Back in Moon Lake, the cleaning crew had finished its work. Ethelind wasn't happy with the lingering smell of smoke, but they had assured her it would dissipate if she left all the windows open. Neither was she happy with the repairs made to her parlor floor, since the carpenters had used a wood that didn't exactly match the existing hundred-year-old planks, and she wasn't happy with me, either, on general principles. The cats took refuge under the bed in my room while I changed clothes. Although I wasn't exactly thrilled with what I had to do tonight, it was a lot better than staying home with my infuriated landlady.

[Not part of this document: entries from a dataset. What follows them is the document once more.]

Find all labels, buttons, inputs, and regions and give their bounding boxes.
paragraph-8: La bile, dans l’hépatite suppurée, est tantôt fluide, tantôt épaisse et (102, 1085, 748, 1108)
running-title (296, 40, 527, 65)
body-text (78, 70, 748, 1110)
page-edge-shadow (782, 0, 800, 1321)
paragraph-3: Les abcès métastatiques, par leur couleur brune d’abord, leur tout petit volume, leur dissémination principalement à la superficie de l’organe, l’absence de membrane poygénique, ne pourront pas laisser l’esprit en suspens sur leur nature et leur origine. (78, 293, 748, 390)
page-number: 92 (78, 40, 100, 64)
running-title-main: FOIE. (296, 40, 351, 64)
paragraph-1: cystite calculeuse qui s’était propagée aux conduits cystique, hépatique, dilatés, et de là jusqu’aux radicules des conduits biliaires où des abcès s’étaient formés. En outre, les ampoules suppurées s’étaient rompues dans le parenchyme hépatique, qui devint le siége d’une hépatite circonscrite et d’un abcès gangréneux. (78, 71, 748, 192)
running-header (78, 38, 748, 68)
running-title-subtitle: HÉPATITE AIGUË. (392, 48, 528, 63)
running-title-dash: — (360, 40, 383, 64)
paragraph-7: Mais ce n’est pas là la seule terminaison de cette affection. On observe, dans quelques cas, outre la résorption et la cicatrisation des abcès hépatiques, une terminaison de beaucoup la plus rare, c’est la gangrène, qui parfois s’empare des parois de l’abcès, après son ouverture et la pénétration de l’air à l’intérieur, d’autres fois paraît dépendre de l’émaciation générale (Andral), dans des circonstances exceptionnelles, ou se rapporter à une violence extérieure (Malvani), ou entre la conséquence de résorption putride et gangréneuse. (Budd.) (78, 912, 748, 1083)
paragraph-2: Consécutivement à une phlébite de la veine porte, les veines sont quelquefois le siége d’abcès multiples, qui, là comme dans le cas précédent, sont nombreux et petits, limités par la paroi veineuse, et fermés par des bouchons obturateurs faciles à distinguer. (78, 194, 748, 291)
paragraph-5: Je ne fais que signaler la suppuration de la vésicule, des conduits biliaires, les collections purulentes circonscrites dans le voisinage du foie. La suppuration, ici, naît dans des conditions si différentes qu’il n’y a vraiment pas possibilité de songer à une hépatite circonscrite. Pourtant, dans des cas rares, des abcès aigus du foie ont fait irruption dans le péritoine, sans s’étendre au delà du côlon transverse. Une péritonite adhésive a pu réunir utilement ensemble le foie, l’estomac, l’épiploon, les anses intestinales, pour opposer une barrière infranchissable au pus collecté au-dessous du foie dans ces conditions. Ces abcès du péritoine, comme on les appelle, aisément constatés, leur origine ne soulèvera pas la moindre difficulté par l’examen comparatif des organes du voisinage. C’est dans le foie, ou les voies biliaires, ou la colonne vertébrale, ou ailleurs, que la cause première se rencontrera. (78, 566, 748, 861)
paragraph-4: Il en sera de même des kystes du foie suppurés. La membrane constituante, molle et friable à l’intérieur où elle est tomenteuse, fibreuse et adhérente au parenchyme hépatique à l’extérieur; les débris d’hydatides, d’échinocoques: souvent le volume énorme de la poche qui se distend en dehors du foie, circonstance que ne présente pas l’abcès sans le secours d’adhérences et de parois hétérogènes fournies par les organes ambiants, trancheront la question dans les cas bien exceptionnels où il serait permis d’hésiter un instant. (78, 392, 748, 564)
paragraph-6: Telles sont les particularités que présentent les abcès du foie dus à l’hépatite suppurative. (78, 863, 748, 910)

When I entered the kitchen, Ethelind turned her scowl on me, stared for a moment, then burst into gales of laughter. She clutched at her chest and collapsed into a chair, straining to catch her breath. “Oh, my, Tori. I've seen you wear some god-awful outfits, but that one takes the cake!”

I stared down at the voluminous blue skirt that lay in ripples on the floor around my feet. “I didn't have time to shorten it.”

Ethelind stopped laughing long enough to say, “Please tell me that isn't the latest thing in cocktail gowns from Barney's.” Impressed with her own wit, she blew her nose into a paper napkin and laughed some more.

“I'm a nun,” I explained.

“A bloody Flying Nun, I'd say.”

I adjusted the enormous wings of my starched white cornette. “A Sister of Charity,” I said with great dignity. “You can call me Sister Camilla O'Neil. I died of blood poisoning while tending the wounded at the Lickin Creek College for Women during the Civil War.” A brief biographical sketch had been enclosed with the costume, with a note telling me how to act and what I should say whenever someone entered the attic.

With yards of navy blue cotton bunched up on my lap, I drove to the college, thinking that it was all worthwhile if my costume had brought the smile back to Ethelind's face. At the college, I was directed to a parking place behind the administration building. Thankful I wouldn't have to hike up the hill from the visitors’ lot, I got out, shook the wrinkles out of my habit, and entered the building through the back door. A group consisting of nuns, Union and Confederate soldiers, and college girls in long gowns was gathered at the foot of the stairs, listening to Helga Van Brackle give directions.